Reclaim your city: Wie man sich als uneingeladener Gastgeber Zugang zur größten Party der Geschichte verschafft.

Allerheiligen in München: Verstorbener Seelen gedenken und ausgelassen feiern oder gar laut Musik hören, das geht an diesem sogenannten „stillen“ Feiertag nicht zusammen. Konsequenterweise ist die Stadt mit einem Tanzverbot belegt. Ausgerechnet an diesem Tag gehen hier die als Jahrhundertereignis angepriesenen MTV Europe Music Awards zum dritten Mal über eine deutsche Bühne. Ist so schlimm aber nicht, denn das Popgipfeltreffen vertreibt die gegen den Katholizismus aufbegehrenden Partybereiten, wie es keine vier Wochen zuvor emsige Putzkräfte mit der Kotze von 6,2 Millionen Stimmungskanonen getan haben.
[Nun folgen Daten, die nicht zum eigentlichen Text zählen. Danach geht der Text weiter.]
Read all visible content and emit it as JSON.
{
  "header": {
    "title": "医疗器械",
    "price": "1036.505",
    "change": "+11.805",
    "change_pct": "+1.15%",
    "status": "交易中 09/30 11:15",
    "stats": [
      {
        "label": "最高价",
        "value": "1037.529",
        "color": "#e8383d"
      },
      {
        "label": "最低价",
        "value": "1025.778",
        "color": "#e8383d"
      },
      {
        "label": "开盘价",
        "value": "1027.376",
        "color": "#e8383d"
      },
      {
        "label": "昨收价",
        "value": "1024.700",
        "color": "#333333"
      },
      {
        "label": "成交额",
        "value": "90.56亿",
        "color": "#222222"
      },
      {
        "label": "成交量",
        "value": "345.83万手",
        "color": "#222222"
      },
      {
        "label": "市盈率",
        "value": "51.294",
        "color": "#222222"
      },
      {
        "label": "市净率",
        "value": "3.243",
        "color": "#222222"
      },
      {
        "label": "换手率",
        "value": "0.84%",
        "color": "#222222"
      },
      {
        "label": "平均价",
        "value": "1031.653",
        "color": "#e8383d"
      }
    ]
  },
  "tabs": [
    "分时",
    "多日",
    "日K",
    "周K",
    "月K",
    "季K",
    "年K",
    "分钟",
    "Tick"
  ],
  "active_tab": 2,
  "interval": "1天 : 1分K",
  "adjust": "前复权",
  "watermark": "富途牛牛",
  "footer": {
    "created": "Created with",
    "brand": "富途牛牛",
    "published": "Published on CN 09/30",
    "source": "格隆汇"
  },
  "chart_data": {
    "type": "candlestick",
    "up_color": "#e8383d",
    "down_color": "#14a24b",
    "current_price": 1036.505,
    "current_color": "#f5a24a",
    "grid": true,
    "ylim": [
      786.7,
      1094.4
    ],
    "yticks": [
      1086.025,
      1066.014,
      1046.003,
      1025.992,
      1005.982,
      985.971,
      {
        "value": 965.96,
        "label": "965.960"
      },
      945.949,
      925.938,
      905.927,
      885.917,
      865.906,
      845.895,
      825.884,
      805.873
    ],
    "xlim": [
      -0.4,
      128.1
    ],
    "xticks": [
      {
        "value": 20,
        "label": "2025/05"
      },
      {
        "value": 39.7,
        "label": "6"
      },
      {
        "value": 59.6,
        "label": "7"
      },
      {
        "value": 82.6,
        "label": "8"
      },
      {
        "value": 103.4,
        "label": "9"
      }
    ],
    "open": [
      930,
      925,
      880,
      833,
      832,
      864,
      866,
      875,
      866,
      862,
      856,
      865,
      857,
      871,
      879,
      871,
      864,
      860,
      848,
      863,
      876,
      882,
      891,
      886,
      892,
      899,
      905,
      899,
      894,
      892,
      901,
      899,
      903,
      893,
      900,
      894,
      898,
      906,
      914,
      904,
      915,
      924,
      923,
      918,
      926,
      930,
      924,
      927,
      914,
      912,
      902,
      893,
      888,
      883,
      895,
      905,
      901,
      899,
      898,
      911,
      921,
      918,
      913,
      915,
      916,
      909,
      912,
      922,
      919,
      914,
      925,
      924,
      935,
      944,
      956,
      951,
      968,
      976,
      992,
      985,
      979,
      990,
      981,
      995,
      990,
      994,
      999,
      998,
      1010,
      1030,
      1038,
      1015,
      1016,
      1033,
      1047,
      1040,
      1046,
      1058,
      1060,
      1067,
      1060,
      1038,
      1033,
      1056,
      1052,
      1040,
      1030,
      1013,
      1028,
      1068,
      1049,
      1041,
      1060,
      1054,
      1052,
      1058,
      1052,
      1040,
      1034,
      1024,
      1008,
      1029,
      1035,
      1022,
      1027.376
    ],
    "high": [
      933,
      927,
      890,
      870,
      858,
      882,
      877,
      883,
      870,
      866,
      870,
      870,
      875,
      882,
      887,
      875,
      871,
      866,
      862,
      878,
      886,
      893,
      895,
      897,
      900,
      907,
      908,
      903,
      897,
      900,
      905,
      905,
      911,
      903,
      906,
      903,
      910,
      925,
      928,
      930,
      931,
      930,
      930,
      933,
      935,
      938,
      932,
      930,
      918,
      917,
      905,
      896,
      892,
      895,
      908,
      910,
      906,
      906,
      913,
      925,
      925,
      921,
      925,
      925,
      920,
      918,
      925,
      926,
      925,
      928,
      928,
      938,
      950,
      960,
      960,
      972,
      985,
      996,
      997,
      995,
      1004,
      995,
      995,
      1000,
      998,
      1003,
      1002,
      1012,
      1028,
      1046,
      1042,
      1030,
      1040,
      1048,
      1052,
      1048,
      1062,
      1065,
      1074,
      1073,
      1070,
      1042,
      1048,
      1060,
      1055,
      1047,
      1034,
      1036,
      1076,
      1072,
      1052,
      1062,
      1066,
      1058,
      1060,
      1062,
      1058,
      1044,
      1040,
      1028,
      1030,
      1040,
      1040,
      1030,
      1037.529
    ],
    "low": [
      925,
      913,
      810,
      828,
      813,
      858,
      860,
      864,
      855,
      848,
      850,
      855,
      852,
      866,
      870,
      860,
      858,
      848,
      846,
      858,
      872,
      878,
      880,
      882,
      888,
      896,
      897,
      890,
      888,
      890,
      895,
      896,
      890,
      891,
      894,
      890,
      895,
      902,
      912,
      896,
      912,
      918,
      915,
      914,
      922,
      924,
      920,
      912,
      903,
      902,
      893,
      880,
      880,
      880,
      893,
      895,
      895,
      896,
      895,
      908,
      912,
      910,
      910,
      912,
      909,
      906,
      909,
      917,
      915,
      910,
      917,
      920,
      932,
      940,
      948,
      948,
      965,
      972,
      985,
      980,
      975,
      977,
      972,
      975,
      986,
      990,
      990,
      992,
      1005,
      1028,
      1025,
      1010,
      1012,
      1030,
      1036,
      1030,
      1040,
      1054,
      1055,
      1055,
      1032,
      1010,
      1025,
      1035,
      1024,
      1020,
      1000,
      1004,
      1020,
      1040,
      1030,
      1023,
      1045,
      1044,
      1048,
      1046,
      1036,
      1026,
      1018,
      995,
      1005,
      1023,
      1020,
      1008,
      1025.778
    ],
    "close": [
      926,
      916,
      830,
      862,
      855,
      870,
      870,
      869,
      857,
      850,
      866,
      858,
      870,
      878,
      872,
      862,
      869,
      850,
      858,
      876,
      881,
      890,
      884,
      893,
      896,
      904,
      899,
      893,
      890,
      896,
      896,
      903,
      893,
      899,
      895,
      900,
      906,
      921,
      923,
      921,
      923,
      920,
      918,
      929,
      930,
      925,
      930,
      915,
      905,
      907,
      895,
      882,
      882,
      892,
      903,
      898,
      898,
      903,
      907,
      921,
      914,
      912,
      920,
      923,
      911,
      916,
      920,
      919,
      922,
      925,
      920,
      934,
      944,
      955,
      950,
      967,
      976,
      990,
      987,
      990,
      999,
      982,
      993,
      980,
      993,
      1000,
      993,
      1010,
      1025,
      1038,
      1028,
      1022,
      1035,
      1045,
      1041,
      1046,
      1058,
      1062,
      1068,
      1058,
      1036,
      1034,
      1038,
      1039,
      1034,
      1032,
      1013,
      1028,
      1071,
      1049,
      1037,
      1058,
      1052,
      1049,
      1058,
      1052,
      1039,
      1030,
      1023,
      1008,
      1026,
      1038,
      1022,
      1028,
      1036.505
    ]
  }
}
Drin ist nur, wer „in“ ist bzw. durch ein Castingverfahren dazu auserkoren wurde, ganz vorne im Cheerpit Stars wie Foo Fighters, Mika und einen mit Gamsbart verzierten SnoopDogg gefühlsecht anzukreischen. Kein Zugang für Normalsterbliche, Musikinteressierte und minderwertige Medienvertreter. Mit diesem bitteren Wissen und einigem an Alkohol im Hinterkopf machten sich Marion Uschold und Bernhard Simek, zwei kühne Nachwuchsjournalisten des lokalen Radiosenders M94.5, auf zum Austragungsort Olympiahalle. Ziel der Kurzreise: eine Reportage über den vermeintlich vergeblichen Versuch, die hermetische Abriegelung doch zu durchbrechen. „Uns war absolut klar, dass wir da zu 993 Prozent nicht reinkommen – und darum ging’s ja auch“, sagt Simek. Und dann kam doch alles anders. Aufgebrezelt wie Mika samt Promoterin passierten die beiden eine Sicherheitsabsperrung nach der anderen und sogar die aus Flughäfen bekannten Röntgenchecks; ohne Eintrittskarten, ohne VIP-Umhängeschilderund vor allem ohne aufgehalten zu werden. „Wir haben ja noch nicht mal behauptet, wir seien Mika. Eigentlich haben wir gar nichts gesagt. Offenbar waren wir in unserem Outfit aber schon so überzeugend, dass sich niemand mehr getraut hat, überhaupt nachzufragen“, lacht Simek. „Uns rannten sogar 14-jährige, begeistert schreiende Mädchen hinter“, berichtet Uschold. Bis in die Umkleidekabine von Avril Lavignes Tänzerinnen und sogar bis direkt hinter den Bühnenvorhang mit freiem Blick auf die Popos von Avril Lavignes Tänzerinnen preschten die beiden vor-immer mit Aufnahmegerät. Die Reportage geriet zum Manifest des Aufstands der kleinen Unterjochten gegen den großen Invasor und sorgte zumindest für einen kleinen „Skandal“ bei einer ansonsten recht trüben Veranstaltung, die davon noch nicht einmal Kenntnis nahm.